In addition to the commitments of Fitzgerald and the parliamentary questions of Daly and other TDs, a number of organisations, such as the Adoption Rights Alliance, Adopted Illegally Ireland and Adoption Rights Now, are working to shed light on this issue, thereby dislodging another skeleton from the Irish church-State closet.


Adoption Act, 1952
When the Adoption Act, 1952, was crafted, formalising the adoption process in the Republic, the hierarchy of the Catholic Church was given an unusual degree of control even by the prevailing standards in the State.

Every line of the proposed Bill was sent to the Catholic Archbishop of Dublin, John Charles McQuaid, for his scrutiny. McQuaid proofed the legislation and insisted “the safeguards must be such as the church considers sufficient to protect faith and morals”.

To ward off “the evils of proselytism” these safeguards sought to bar couples in mixed- religious marriages from adopting children, and more glaringly prevented the child of such a couple, for instance in the case of an orphan, from being adopted.

Similar restrictions were placed on children of no religion and children aged eight or more. In the case of a mother who changed her religion within a year of giving birth, a subsequent child could not be adopted until a year had passed after the change. This last measure was to safeguard against mothers switching their denominational adherence to find a suitable home for their child.

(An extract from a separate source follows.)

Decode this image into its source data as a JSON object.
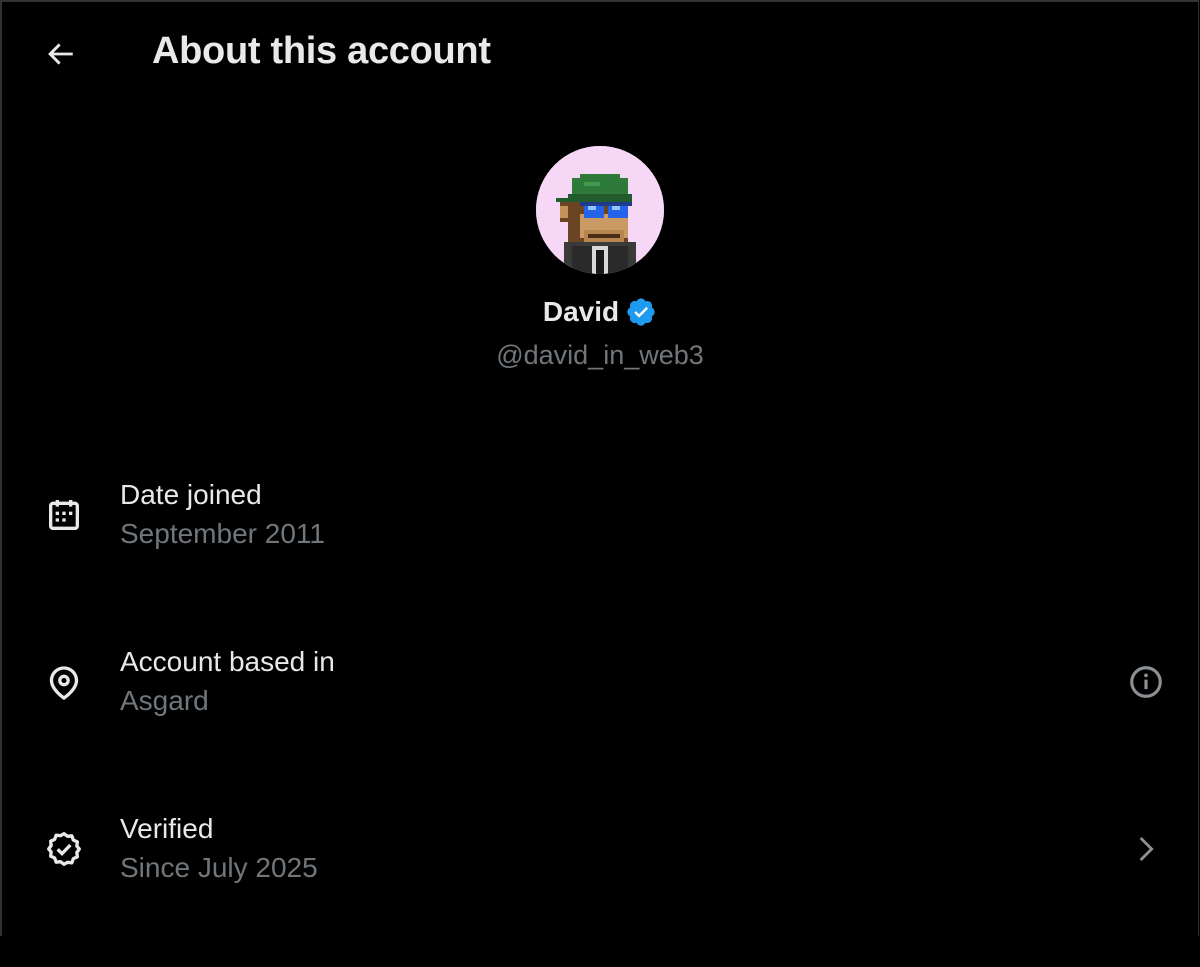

The Department of Justice also made sure no measure connected to the Adoption Act would enable traceability, and prevented the Department of Health from introducing reforms that would have provided a more straightforward, State-registered paper trail. The Department of Health requested that the adoption register include the county of birth, a proposal rejected by the Department of Justice, which argued: “The number of children involved would be so small in this country that in many cases such an entry would enable any person to trace with a strong degree of probability (and sometimes with certainty) the connections between the two entries by a comparison of dates, etc, in the register of adopted children and the original register of births.”

Thus the paper trail was to be burned as a matter of State policy.


Contradictory agendas
This was not the last time that these two departments would clash over the welfare of children, carrying an important lesson from the period: the State did not act as one on matters of church and State. Different government ministers, different departments and different civil servants pursued varying and often contradictory agendas.

When the Department of Health introduced reforms in 1957 that required adoption societies to notify public authorities before they placed a child with the intent of adoption, so that local authorities could inspect the prospective adoptive home, Catholic Social Welfare Bureau director and McQuaid’s point man on adoption issues Msgr Cecil Barrett was furious.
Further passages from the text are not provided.